Казак Иван Ильич Гаморкин. Бесхитростные заметки о нем, кума его, Кондрата Евграфовича Кудрявова - Борис Кундрюцков
Шрифт:
Интервал:
Закладка:
Когда кончил я письмо, Настасья Петровна бережно сложила длинный лист.
— Да-а, — почесался я, — занятно пишет. Обстоятельно.
Петровна засмеялась мне в лицо и сказала:
— Фу-й, лягушка. Спасибо, Евграфыч.
Она кивнула головой и, крикнув на ходу
жене моей в курень:
— До свиданьица, Прасковья Васильевна, — поспешила домой…
Надо сделать маленькое пояснение. Перед отходом на Японский фронт у Ильича родилась дочка — Анна — Нюнька. Стал я ему кумом, но он все так же относился ко мне немного снисходительно, как к сыну, иногда подтрунивал даже.

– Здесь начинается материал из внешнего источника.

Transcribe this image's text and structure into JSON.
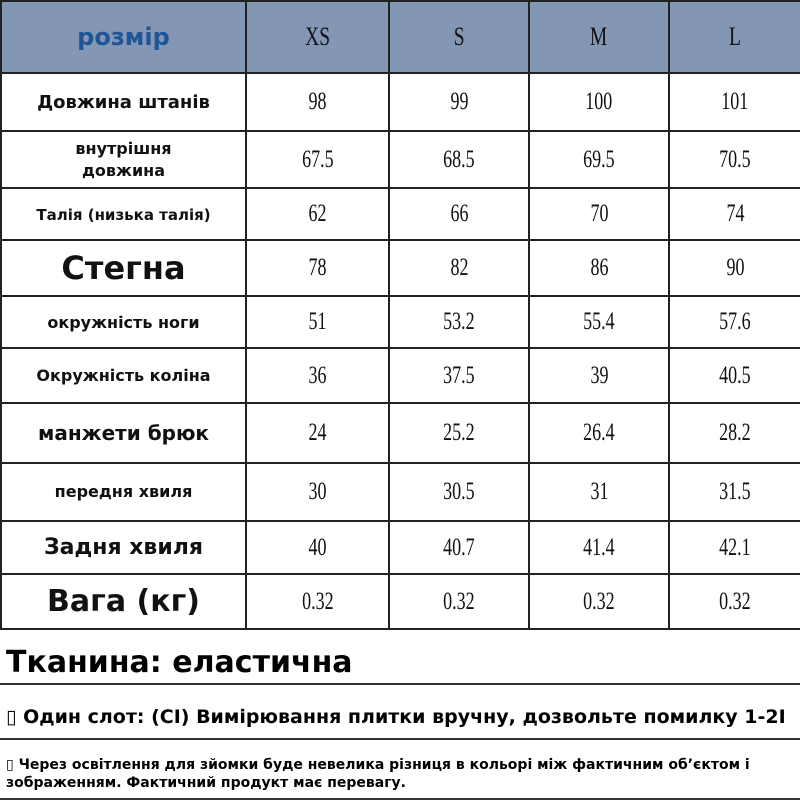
{
  "header": {
    "label": "розмір",
    "sizes": [
      "XS",
      "S",
      "M",
      "L"
    ]
  },
  "rows": [
    {
      "label": "Довжина штанів",
      "values": [
        "98",
        "99",
        "100",
        "101"
      ]
    },
    {
      "label": "внутрішня довжина",
      "values": [
        "67.5",
        "68.5",
        "69.5",
        "70.5"
      ]
    },
    {
      "label": "Талія (низька талія)",
      "values": [
        "62",
        "66",
        "70",
        "74"
      ]
    },
    {
      "label": "Стегна",
      "values": [
        "78",
        "82",
        "86",
        "90"
      ]
    },
    {
      "label": "окружність ноги",
      "values": [
        "51",
        "53.2",
        "55.4",
        "57.6"
      ]
    },
    {
      "label": "Окружність коліна",
      "values": [
        "36",
        "37.5",
        "39",
        "40.5"
      ]
    },
    {
      "label": "манжети брюк",
      "values": [
        "24",
        "25.2",
        "26.4",
        "28.2"
      ]
    },
    {
      "label": "передня хвиля",
      "values": [
        "30",
        "30.5",
        "31",
        "31.5"
      ]
    },
    {
      "label": "Задня хвиля",
      "values": [
        "40",
        "40.7",
        "41.4",
        "42.1"
      ]
    },
    {
      "label": "Вага (кг)",
      "values": [
        "0.32",
        "0.32",
        "0.32",
        "0.32"
      ]
    }
  ],
  "notes": {
    "fabric": "Тканина: еластична",
    "measure": "▯ Один слот: (CI) Вимірювання плитки вручну, дозвольте помилку 1-2I",
    "disclaimer": "▯ Через освітлення для зйомки буде невелика різниця в кольорі між фактичним об’єктом і зображенням. Фактичний продукт має перевагу."
  },
  "colors": {
    "header_bg": "#8397b5",
    "header_label": "#1f5596"
  }
}
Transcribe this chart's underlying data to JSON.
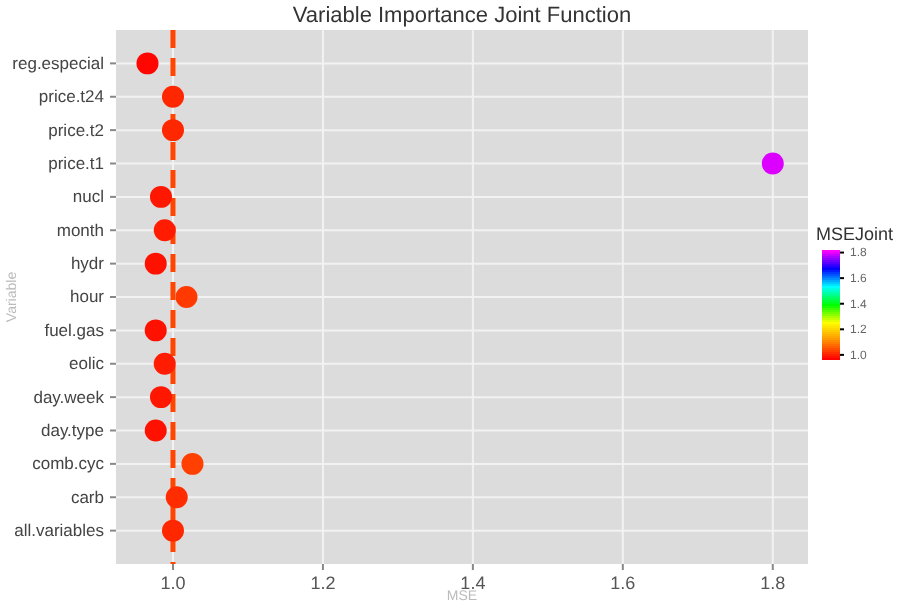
{
  "chart_data": {
    "type": "scatter",
    "orientation": "horizontal",
    "title": "Variable Importance Joint Function",
    "xlabel": "MSE",
    "ylabel": "Variable",
    "clabel": "MSEJoint",
    "categories": [
      "reg.especial",
      "price.t24",
      "price.t2",
      "price.t1",
      "nucl",
      "month",
      "hydr",
      "hour",
      "fuel.gas",
      "eolic",
      "day.week",
      "day.type",
      "comb.cyc",
      "carb",
      "all.variables"
    ],
    "values": [
      0.966,
      1.0,
      1.0,
      1.8,
      0.984,
      0.989,
      0.977,
      1.018,
      0.977,
      0.989,
      0.984,
      0.977,
      1.026,
      1.005,
      1.0
    ],
    "cvalues": [
      0.966,
      1.0,
      1.0,
      1.8,
      0.984,
      0.989,
      0.977,
      1.018,
      0.977,
      0.989,
      0.984,
      0.977,
      1.026,
      1.005,
      1.0
    ],
    "xlim": [
      0.924,
      1.847
    ],
    "xticks": [
      {
        "value": 1,
        "label": "1.0"
      },
      1.2,
      1.4,
      1.6,
      1.8
    ],
    "clim": [
      0.96,
      1.82
    ],
    "cticks": [
      {
        "value": 1,
        "label": "1.0"
      },
      1.2,
      1.4,
      1.6,
      1.8
    ],
    "ref_lines": [
      {
        "axis": "x",
        "value": 1.0,
        "color": "#ff4500",
        "line_style": "dashed"
      }
    ],
    "grid": true,
    "marker": "circle"
  }
}
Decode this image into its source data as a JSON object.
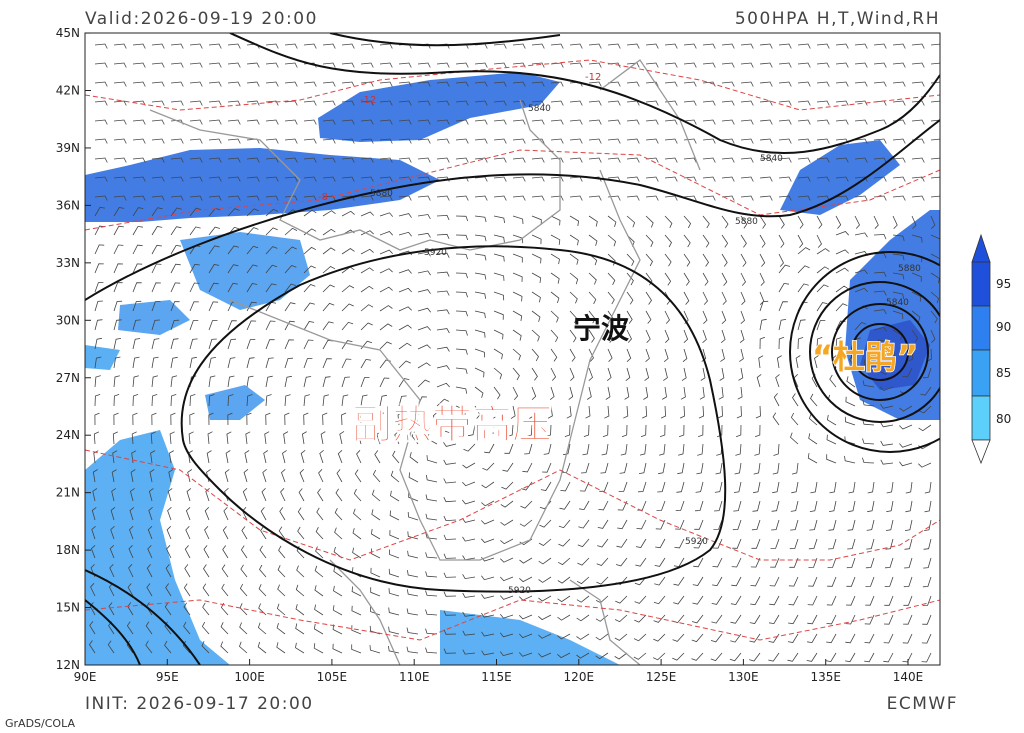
{
  "header": {
    "valid": "Valid:2026-09-19 20:00",
    "title": "500HPA H,T,Wind,RH"
  },
  "footer": {
    "init": "INIT: 2026-09-17 20:00",
    "model": "ECMWF",
    "credit": "GrADS/COLA"
  },
  "lon_labels": [
    "90E",
    "95E",
    "100E",
    "105E",
    "110E",
    "115E",
    "120E",
    "125E",
    "130E",
    "135E",
    "140E"
  ],
  "lat_labels": [
    "12N",
    "15N",
    "18N",
    "21N",
    "24N",
    "27N",
    "30N",
    "33N",
    "36N",
    "39N",
    "42N",
    "45N"
  ],
  "colorbar_labels": [
    "95",
    "90",
    "85",
    "80"
  ],
  "contour_labels": [
    "5920",
    "5920",
    "5920",
    "5880",
    "5880",
    "5880",
    "5840",
    "5840",
    "5840",
    "-12",
    "-12",
    "-8"
  ],
  "annotations": {
    "city": "宁波",
    "system": "副热带高压",
    "typhoon": "“杜鹃”"
  }
}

Когда же Иван Ильич пришел с войны, мы приняли с ним участие в усмирении 1905-го года. Тут я пострадал. Под Бахмутом выбили мне камнем глаз. Должно быть кто нибудь из рабочих. После всяческих треволнений, опять потекла наша незатейливая жизнь. Все-же, мы как-то постарели с ним, и появилась у Гаморкина некая даже грусть о прошедшем времечке, о мелькнувших молодых днях. Он часто пускался в воспоминания и особенно врезалась в память мне одна совместная наша ночька.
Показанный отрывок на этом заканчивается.